Fathers Day or, a day to celebrate fathers, parental bonds and the influence of fathers and male role models in society has a long history as a Pagan celebration and within the European Catholic church. Some branches of Paganism see the Sun as the Father of the Universe and in the northern hemisphere, the Fathers Day date the third Sunday in June is particularly close to the June Solstice. Catholic Europe has celebrated St Josephs Day (19th March) since the Middle Ages (late 14th century) but the Coptic Church has records back to the 5th Century celebrating St Josephs Day. That’s right, Jesus Christs’ foster-father has been being celebrated for a very long time.

Balmoral Beach

Fathers Day doesn’t have to be full of happiness, lightness and new socks. Not all dads are created equal. Not all dads are in the home. Some dads you might not want in the home. Not all dads are present as we grow up. Not just present physically, but emotionally, psychologically or spiritually. I’ve been on both sides of this conundrum in a time when broken and blended families were not spoken about as openly as they are today. My parents were divorced when I was little. My grandpa, Pa, was my significant male role model for many years until Dad became part of my world as, Dad.

For the first few years of primary school, I was the little person preparing a Fathers Day card for my Pa. My Pa came for the school lunches. My Pa was the role model teaching me the important life lessons that stay with me today. Be that reading A.A. Milne or, learning the difference between my Kipling, my Aesop, and my Iliad. Appreciating the spoken word by listening to the Goon Show on the radio and going see live theatre. Or in the workshop, seeing the skill in hand worked carpentry. Learning the difference between a bow saw, a hand saw, a hack saw, a lathe and a hand plane. Perhaps more importantly, the delight in an aperitif before the evening meal. Pedro Ximenez anyone?

Dad is the role model who had his learning in less classical pursuits yet offered important practical life lessons. A different perspective meant that he taught me how to set up a veggie patch and see it thrive and the ins and outs of chicken keeping. Dad is the role model who taught me the basics of mechanic-ing and how to use a front-end loader or, dig a fence post hole (there is a right and wrong way) or, sharpen a chainsaw chain. He also taught me the glory of a cold beer after a long, hot days work. As a teenager, I maintain he was out of touch as I started to find my stride and have opinions of my own. And yes, I protested in 1996 or, 1997 when Pauline (yes, that Pauline) visited our town and no, he couldn’t understand why I was being a ‘bloody bleeding heart’. He may not have agreed with my politics but, thankfully over time, he mellowed towards my opinions.

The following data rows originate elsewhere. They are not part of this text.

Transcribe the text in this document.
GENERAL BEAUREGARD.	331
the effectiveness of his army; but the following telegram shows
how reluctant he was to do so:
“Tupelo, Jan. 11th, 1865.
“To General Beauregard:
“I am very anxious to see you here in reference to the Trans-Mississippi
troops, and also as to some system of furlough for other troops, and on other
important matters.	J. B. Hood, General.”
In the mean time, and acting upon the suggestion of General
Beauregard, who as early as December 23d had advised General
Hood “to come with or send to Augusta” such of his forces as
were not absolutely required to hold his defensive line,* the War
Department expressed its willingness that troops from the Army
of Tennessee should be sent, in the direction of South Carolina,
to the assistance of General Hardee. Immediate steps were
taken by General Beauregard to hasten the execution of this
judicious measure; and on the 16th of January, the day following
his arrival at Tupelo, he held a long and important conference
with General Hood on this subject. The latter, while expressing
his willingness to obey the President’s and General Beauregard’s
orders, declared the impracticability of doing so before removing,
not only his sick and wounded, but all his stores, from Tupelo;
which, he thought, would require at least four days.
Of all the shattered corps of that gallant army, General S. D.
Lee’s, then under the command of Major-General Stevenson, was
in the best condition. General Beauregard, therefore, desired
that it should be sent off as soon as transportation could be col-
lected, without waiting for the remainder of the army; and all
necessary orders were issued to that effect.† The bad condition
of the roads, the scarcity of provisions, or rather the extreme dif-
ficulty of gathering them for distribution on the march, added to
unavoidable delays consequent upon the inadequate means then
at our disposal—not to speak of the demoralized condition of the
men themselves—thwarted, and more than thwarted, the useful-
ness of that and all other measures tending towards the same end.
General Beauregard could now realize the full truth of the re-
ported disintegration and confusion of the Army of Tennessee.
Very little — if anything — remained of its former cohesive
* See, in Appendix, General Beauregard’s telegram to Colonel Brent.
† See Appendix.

Dad escorting me to my wedding
On my wedding day.

Two role models. Neither greater nor lesser. I was lucky.

I’m not sad this Fathers Day. Because I have something else to celebrate.

The most important Dad in my life isn’t my Dad.

It’s my children’s’ Dad.

Dear Husband.

Even in the midst of a 100km event, there is time for cuddles.

Our six foot of reason. The constant in our lives. The reliable, emotionally available, loving role model who can do a day of cattle work but still have time to bounce on the trampoline. Or, the person who can objectively look at our situation and say, yes, this is our time to work smarter and spend time as a family, chasing dreams. Big and small.

The patient dad who can head out for a long training run but, be there for dinner, bath and bed when the wheels of the day have well and truly begun to fall off. The role model who can gently tend a wounded knee or, a bit of busted bicycle pride then, laugh at the absurdity of our collective dance moves. The adventure planner, goal setter, exploration coordinator and Cranky driver par excellence.

As a Dad, he’s all my boys could ask for and, much more.

That is why I’m not sad about Fathers Day.

I’m looking forward.

I believe that what we become depends on what our fathers teach us at odd moments, when they aren’t trying to teach us.

We are formed by the little scraps of wisdom.